Si, dans une matière réservée à la loi, l’encadrement législatif d’une attribution du pouvoir réglementaire au Grand-Duc peut, au-delà de la stricte disposition prévoyant la délégation de pouvoir, se dégager de l’ensemble des règles législatives pertinentes, il n’en reste pas moins que la fixation des objectifs des mesures d’exécution doit être clairement énoncée, de même que les conditions auxquelles elles sont, le cas échéant, soumises.
L’orientation et l’encadrement du pouvoir exécutif doivent, en tout état de cause, être consistants, précis et lisibles, l’essentiel des dispositions afférentes étant appelé à figurer dans la loi.
Les articles 1er et 7 de de la loi du 26 mars 1992, pris tant individuellement qu’en combinaison, n’orientent ni n’encadrent autrement l’action du pouvoir réglementaire.
Au contraire, à travers l’article 7 de la loi du 26 mars 1992, le pouvoir exécutif se voit déléguer inconditionnellement la détermination du statut, des attributions et des règles de l’exercice des professions de santé visées à l’article 1er de ladite loi.
En outre, la Cour constate qu’au-delà des deux dispositions précitées, si la loi du 26 mars 1992 fixe les conditions générales d’accès aux professions visées et différentes conditions communes liées à l’exercice de ces professions, conditionnant de la sorte dans une certaine mesure l’action du pouvoir réglementaire, elle reste cependant essentiellement en défaut de déterminer avec la précision requise l’objectif des mesures d’exécution.

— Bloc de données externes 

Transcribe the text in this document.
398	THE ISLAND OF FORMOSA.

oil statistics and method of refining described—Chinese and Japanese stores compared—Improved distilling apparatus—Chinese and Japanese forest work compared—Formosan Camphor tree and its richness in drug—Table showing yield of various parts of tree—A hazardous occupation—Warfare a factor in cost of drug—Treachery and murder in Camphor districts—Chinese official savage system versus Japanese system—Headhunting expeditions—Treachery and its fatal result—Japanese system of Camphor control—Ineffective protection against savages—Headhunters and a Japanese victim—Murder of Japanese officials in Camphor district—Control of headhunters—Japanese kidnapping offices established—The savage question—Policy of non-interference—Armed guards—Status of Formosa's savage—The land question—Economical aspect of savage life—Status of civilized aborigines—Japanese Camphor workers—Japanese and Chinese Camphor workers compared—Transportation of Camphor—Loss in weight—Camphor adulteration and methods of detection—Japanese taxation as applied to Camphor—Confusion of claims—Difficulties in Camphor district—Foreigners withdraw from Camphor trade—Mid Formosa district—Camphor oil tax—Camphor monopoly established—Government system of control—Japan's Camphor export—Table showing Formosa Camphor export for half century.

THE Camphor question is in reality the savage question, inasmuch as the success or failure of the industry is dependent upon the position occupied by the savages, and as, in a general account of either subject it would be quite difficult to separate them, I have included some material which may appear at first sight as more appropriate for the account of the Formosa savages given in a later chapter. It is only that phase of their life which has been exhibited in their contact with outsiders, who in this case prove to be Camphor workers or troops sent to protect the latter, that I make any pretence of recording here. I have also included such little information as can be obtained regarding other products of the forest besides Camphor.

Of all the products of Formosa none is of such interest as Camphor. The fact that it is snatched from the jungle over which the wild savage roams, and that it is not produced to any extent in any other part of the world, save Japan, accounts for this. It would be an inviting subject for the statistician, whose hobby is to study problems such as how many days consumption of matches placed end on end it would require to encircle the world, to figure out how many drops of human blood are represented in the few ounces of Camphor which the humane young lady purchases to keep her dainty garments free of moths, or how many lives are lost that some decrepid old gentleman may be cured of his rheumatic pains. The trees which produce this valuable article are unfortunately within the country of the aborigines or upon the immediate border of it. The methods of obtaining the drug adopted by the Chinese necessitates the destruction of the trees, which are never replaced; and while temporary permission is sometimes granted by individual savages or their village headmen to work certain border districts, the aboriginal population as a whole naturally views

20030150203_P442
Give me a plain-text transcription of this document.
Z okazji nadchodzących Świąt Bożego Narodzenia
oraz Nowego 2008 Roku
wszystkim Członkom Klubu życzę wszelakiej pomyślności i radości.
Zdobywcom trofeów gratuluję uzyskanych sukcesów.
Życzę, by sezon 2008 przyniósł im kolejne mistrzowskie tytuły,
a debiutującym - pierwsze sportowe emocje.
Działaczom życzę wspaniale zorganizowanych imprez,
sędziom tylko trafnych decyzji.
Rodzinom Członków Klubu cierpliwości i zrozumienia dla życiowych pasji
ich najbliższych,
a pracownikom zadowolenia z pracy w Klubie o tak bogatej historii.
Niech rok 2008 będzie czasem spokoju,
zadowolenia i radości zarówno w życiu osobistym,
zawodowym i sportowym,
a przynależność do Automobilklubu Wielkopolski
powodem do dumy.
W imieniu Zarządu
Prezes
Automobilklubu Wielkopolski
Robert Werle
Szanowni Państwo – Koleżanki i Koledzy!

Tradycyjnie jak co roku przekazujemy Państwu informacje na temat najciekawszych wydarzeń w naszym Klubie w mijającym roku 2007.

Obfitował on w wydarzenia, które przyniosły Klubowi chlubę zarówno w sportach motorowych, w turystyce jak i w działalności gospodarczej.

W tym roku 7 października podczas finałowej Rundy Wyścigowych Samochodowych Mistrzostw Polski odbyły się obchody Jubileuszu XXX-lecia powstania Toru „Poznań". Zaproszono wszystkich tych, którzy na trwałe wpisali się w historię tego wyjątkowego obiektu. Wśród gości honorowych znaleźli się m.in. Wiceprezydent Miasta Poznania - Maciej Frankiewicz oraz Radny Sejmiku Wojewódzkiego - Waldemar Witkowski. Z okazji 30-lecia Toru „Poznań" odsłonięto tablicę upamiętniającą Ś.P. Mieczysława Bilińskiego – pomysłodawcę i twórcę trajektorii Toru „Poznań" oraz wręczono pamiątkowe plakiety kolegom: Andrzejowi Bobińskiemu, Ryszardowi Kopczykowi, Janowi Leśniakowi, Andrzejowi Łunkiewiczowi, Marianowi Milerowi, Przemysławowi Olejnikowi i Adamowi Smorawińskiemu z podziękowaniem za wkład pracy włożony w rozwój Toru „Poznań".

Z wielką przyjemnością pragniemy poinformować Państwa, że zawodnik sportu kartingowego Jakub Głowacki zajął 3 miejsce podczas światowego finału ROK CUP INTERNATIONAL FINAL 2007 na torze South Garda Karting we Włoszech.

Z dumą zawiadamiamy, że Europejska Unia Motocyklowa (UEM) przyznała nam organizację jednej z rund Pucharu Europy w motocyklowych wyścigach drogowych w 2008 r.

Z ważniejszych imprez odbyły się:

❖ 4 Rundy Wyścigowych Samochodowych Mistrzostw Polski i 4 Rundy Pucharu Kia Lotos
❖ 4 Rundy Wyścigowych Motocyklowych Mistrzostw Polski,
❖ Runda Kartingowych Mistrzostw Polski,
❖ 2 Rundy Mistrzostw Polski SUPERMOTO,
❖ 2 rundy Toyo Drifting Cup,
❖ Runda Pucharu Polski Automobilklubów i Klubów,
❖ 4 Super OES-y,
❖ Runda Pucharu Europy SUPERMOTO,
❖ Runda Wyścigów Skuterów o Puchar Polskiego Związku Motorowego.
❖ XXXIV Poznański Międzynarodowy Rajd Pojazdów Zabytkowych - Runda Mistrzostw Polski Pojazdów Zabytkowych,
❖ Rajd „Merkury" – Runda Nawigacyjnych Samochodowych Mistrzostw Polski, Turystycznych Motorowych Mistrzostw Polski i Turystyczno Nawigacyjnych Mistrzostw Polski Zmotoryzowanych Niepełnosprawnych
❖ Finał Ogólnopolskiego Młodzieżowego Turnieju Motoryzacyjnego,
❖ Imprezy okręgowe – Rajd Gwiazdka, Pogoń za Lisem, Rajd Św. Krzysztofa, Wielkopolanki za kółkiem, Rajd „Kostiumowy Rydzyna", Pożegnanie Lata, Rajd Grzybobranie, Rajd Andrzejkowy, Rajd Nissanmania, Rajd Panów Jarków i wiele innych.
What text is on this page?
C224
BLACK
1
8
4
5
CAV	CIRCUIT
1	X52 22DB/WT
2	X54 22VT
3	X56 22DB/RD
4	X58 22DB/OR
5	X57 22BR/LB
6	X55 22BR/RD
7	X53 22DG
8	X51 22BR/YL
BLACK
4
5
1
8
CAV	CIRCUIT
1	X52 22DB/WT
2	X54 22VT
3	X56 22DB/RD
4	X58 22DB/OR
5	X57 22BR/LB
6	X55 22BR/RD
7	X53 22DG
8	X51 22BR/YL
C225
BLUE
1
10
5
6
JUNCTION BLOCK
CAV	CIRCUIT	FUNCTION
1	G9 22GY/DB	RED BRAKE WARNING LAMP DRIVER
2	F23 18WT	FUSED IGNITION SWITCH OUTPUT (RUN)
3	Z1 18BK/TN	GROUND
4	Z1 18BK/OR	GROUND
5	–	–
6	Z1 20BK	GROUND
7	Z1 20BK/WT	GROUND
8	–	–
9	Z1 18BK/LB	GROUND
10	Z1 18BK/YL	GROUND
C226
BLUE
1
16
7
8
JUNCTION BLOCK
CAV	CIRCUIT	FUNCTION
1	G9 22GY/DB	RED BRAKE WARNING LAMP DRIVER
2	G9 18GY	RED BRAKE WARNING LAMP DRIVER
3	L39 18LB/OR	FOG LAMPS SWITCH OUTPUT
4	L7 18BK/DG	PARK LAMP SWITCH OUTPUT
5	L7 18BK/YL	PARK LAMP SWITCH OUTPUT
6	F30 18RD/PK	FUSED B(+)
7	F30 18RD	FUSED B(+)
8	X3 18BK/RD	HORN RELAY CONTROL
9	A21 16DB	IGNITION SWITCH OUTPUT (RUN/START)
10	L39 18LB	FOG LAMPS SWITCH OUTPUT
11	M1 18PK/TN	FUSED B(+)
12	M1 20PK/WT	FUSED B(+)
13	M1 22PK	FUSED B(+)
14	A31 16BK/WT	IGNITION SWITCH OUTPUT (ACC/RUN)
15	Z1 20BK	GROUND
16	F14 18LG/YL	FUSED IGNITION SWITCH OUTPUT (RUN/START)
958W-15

Il y a partant lieu de dire, par rapport à la question préjudicielle posée, que les dispositions combinées des articles 1er et 7 de la loi du 26 mars 1992 ne sont pas conformes à l’article 32, paragraphe 3, considéré ensemble les paragraphes 5 et 6 de l’article 11 de la Constitution.
L'effet immédiat de la déclaration d’inconstitutionnalité, moyennant l’inapplicabilité corrélative du règlement grand-ducal du 23 septembre 2018, voire des autres règlements, pris en exécution de l’article 7 de la loi du 26 mars 1992, entraînerait des conséquences manifestement excessives sur l’ordre juridique, de sorte qu'il y a lieu de reporter, en application de l’article 95ter de la Constitution, au 30 juin 2023 les effets de cette déclaration d’inconstitutionnalité, afin de permettre au législateur d’y remédier.
PAR CES MOTIFS,
la Cour constitutionnelle :
dit, par rapport à la question préjudicielle posée, que les dispositions combinées des articles 1er et 7 de la loi du 26 mars 1992 ne sont pas conformes à l’article 32, paragraphe 3, considéré ensemble les paragraphes 5 et 6 de l’article 11 de la Constitution;
dit que ces dispositions cesseront d’avoir un effet juridique le 30 juin 2023;
dit que dans les trente jours de son prononcé, l’arrêt sera publié au Journal officiel du Grand-Duché de Luxembourg, Mémorial A;
dit qu’il sera fait abstraction des nom et prénom de A) et B) lors de la publication de l’arrêt au Journal officiel;
dit que l’expédition du présent arrêt sera envoyée par le greffe de la Cour constitutionnelle au tribunal administratif du Grand-Duché de Luxembourg, dont émane la saisine, et qu’une copie conforme sera envoyée aux parties en cause devant cette juridiction.
La lecture du présent arrêt a été faite en la susdite audience publique par le président Jean-Claude WIWINIUS, en présence du greffier Viviane PROBST.